As we unloaded the over stuffed basket at the checkout, she told me to give the cashier the Kroger card. I stated again what I had told her three times when I handed her credit card back from the day before. "Mimi I filled up your car with gas and put the Kroger card along with the credit card and gas receipt in the little folder you gave me." She was in a dither and was wringing her hands as the cashier kept checking the groceries out. I explained to Mimi we could put in her telephone number and she should get senior credit. I put in the number and must have hit a wrong key as the credit did not appear. The cashier is a wonderful lady and we always try to go through her line, so she said to me "Honey did you put in the correct number?" I told her I thought so but let me try again" ALAS MIMI GOT HER TEN PERCENT.
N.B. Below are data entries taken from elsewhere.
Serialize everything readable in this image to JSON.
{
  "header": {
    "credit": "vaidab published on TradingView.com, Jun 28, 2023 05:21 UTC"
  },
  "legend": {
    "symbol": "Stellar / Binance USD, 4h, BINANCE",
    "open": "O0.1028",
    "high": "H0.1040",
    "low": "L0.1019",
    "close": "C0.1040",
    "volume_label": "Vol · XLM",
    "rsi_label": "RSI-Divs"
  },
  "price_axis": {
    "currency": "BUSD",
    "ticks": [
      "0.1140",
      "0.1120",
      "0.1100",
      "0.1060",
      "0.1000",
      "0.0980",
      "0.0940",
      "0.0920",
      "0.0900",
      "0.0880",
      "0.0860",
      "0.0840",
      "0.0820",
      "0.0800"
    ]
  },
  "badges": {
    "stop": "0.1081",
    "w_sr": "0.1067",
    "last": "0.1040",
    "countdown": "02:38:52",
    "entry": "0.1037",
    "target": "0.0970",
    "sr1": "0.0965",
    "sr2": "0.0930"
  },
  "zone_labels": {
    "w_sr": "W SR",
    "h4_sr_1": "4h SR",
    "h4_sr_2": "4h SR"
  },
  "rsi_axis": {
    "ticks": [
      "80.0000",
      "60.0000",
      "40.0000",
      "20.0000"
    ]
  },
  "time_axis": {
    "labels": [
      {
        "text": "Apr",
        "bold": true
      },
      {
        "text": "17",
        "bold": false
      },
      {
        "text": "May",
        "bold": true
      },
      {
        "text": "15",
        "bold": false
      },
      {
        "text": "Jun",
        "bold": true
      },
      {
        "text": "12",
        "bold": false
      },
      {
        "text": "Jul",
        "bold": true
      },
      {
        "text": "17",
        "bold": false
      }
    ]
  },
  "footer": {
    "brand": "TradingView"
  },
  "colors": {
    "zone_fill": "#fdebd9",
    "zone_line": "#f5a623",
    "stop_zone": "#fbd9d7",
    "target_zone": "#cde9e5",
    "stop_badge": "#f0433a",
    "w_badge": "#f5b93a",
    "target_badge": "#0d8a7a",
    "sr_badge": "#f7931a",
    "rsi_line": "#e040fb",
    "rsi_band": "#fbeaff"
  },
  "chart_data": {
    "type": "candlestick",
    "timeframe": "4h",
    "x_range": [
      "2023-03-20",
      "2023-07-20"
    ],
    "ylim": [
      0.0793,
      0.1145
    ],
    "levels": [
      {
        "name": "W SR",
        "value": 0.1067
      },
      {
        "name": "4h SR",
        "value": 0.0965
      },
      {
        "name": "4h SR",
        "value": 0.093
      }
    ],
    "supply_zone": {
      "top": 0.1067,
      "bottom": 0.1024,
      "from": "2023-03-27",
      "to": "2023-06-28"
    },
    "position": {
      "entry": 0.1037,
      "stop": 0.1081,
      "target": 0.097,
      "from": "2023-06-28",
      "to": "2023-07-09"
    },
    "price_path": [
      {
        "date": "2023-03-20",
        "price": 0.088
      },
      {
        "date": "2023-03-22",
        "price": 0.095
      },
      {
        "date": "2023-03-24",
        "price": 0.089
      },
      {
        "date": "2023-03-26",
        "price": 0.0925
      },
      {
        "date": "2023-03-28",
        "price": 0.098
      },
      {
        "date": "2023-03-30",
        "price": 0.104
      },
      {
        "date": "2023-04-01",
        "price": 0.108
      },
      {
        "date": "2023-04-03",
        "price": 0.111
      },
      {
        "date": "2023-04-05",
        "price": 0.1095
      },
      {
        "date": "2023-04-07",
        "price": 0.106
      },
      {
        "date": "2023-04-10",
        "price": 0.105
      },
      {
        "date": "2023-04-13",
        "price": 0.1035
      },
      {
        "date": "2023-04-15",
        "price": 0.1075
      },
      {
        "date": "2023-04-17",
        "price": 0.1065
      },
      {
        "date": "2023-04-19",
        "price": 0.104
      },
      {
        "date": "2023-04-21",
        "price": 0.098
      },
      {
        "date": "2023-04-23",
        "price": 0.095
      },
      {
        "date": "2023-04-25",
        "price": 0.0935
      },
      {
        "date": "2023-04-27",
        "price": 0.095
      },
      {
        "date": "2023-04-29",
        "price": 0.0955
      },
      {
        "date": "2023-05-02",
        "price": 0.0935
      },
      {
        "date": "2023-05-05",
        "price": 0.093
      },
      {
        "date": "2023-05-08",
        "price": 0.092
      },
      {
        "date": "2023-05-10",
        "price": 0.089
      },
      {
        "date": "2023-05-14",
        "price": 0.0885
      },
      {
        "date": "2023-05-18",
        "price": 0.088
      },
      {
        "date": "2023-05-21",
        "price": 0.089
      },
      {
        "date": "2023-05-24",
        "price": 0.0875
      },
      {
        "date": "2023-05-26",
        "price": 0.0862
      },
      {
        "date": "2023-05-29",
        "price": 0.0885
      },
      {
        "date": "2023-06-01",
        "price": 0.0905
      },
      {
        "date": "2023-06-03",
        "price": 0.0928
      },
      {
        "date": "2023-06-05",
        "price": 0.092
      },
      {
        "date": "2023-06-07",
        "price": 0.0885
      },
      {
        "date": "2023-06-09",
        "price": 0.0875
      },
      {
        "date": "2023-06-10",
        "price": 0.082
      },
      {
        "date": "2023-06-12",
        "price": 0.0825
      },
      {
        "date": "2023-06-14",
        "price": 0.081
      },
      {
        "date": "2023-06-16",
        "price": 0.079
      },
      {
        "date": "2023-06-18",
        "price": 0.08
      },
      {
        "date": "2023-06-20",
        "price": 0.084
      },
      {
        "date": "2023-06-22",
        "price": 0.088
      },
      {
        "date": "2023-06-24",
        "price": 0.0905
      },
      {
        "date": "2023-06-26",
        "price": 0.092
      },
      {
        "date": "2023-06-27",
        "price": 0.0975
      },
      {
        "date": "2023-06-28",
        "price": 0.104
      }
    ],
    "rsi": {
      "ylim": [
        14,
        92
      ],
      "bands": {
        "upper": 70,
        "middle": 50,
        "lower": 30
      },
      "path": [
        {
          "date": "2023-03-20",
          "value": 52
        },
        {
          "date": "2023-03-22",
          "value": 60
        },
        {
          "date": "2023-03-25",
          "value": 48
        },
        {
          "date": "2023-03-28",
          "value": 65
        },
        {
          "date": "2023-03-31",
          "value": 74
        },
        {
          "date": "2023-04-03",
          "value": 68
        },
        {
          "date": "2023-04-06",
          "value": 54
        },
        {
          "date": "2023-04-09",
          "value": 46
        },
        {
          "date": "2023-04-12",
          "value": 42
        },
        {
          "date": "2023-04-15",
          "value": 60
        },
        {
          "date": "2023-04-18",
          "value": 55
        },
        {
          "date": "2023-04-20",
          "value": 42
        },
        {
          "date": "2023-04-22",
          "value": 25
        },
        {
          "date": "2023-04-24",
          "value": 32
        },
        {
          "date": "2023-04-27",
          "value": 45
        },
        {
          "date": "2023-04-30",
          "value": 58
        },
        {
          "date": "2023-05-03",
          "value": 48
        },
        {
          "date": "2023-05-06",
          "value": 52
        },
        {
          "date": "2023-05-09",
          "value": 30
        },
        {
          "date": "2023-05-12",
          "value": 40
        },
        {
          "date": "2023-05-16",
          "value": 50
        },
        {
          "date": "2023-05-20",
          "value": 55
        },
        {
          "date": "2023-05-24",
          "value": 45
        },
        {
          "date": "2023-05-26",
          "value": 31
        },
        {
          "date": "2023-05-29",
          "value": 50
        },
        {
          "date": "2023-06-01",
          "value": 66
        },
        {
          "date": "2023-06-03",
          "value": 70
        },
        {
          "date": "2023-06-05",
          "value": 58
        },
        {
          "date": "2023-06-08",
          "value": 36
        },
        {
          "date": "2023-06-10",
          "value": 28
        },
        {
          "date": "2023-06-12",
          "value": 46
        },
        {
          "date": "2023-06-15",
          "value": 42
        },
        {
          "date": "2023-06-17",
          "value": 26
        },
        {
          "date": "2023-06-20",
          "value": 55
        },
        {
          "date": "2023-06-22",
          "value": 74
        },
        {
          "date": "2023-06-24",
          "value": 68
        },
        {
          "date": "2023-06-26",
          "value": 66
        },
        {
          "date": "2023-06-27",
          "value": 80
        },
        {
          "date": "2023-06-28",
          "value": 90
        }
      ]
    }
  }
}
Mimi was happy and that was all that mattered. She will be eighty-eight today and I hope to grow up to be as kind.
I have no idea why little ole people like to GROCERY SHOP. I HATE IT. FIRST YOU HAVE TO GET THE ITEM FROM THE SHELF, PUT IT IN YOUR CART, TAKE IT OUT OF YOUR CART, PUT IT IN YOUR CAR, TAKE IT OUT OF YOUR CAR AND THEN PUT IT AWAY. By the time I have touched those items that much I am just sick of them.
The kitty justice is there is A SPECIAL PLACE IN HELL FOR THE ONES WHO THOUGHT UP SENIOR DAY AT KROGER.